On suit Anna, une Américaine qui part à Oxford. Mais pendant tout le film, on se demande si elle est vraiment étudiante : elle ne semble jamais travailler, et le cadre universitaire est peu crédible. L’université sert surtout de décor romantique sans jamais être exploitée de manière réaliste.
C’est une histoire d’amour entre une étudiante et son professeur. Sur le papier, cela pourrait créer un vrai enjeu. Mais dans les faits, il n’a que quelques années de plus qu’elle, et tout le monde semble déjà au courant de leur relation, donc la tension dramatique tombe à plat.
Certains moments frôlent le ridicule : la scène de danse avec un autre homme, par exemple, renvoie à des ressorts vus et revus. De manière générale, le développement de leur relation est trop rapide, On nous délivre même un résumé accéléré en plein milieu du film. On a du mal à y croire ou à s’y attacher.
Sofia Carson reprend encore une fois le même type de rôle dans le même type de film. Je l'aime beaucoup certes, mais son jeu devient répétitif. On a l’impression de revoir sans cesse le même film.
En revanche, l’acteur principal, Corey Mylchreest, tire vraiment son épingle du jeu. Il incarne un personnage nuancé, touchant, avec beaucoup de justesse. Il porte le film sur ses épaules et mérite clairement des rôles plus ambitieux.
Un des rares éléments intéressants du film est l’évocation de l’identité latino-américaine d’Anna, et de l’aspect politique lié à ses origines. Ce fond aurait mérité d’être plus développé, car il donne un peu de consistance au personnage et à l’intrigue.
L'utilisation de la musique de Heartstopper est difficile à comprendre. Ce clin d’œil maladroit fait surtout regretter une série bien plus sincère et réussie, aujourd’hui annulée, alors que ce type de production continue de voir le jour.

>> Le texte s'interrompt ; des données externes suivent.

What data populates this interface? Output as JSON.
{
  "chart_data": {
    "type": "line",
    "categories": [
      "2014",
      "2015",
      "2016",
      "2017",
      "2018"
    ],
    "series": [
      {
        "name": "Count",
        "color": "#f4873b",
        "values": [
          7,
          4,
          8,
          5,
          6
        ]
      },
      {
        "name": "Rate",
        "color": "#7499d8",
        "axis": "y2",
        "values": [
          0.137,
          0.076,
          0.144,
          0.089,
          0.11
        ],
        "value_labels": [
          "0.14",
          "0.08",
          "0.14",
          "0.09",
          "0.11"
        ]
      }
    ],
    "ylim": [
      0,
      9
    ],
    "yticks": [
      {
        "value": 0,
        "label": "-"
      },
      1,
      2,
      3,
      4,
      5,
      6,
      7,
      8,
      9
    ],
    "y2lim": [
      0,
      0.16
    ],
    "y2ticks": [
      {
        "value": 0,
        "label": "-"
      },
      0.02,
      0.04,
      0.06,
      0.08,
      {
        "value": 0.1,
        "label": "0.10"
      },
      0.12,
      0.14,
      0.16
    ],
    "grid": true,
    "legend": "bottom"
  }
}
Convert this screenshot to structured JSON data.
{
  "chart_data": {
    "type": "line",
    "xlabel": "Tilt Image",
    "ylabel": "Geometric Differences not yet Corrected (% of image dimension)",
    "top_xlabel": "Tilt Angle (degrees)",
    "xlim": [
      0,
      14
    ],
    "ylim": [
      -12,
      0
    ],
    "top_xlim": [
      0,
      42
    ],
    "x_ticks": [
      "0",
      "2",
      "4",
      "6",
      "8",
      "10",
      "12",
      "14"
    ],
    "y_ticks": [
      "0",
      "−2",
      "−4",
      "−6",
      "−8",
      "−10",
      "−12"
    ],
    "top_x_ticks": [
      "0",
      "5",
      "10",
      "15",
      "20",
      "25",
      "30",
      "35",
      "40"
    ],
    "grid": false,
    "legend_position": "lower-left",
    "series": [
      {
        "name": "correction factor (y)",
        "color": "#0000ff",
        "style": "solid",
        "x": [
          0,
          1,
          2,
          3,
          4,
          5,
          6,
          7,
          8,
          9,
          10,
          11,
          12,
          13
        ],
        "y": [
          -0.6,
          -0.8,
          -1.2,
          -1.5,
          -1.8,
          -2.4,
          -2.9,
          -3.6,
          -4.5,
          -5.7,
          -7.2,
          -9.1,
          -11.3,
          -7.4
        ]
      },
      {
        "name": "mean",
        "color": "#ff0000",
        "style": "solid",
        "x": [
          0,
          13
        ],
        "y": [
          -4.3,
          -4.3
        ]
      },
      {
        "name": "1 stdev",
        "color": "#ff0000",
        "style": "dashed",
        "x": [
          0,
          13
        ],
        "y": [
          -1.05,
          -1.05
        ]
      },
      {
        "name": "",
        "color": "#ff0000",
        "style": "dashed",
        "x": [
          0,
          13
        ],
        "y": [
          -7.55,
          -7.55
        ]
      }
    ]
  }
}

La seconde partie du film est nettement meilleure.
La maladie est traitée avec un peu plus de finesse, et les émotions sont enfin là.
Le lien père-fils est particulièrement bien écrit et bien interprété. La scène de la voiture m'a touché. Je terminerais en disant qu’à la fin du film, j’ai immédiatement pensé à un autre film très connu... auquel My Oxford Year ressemble beaucoup.
Difficile de ne pas avoir cette impression de déjà-vu.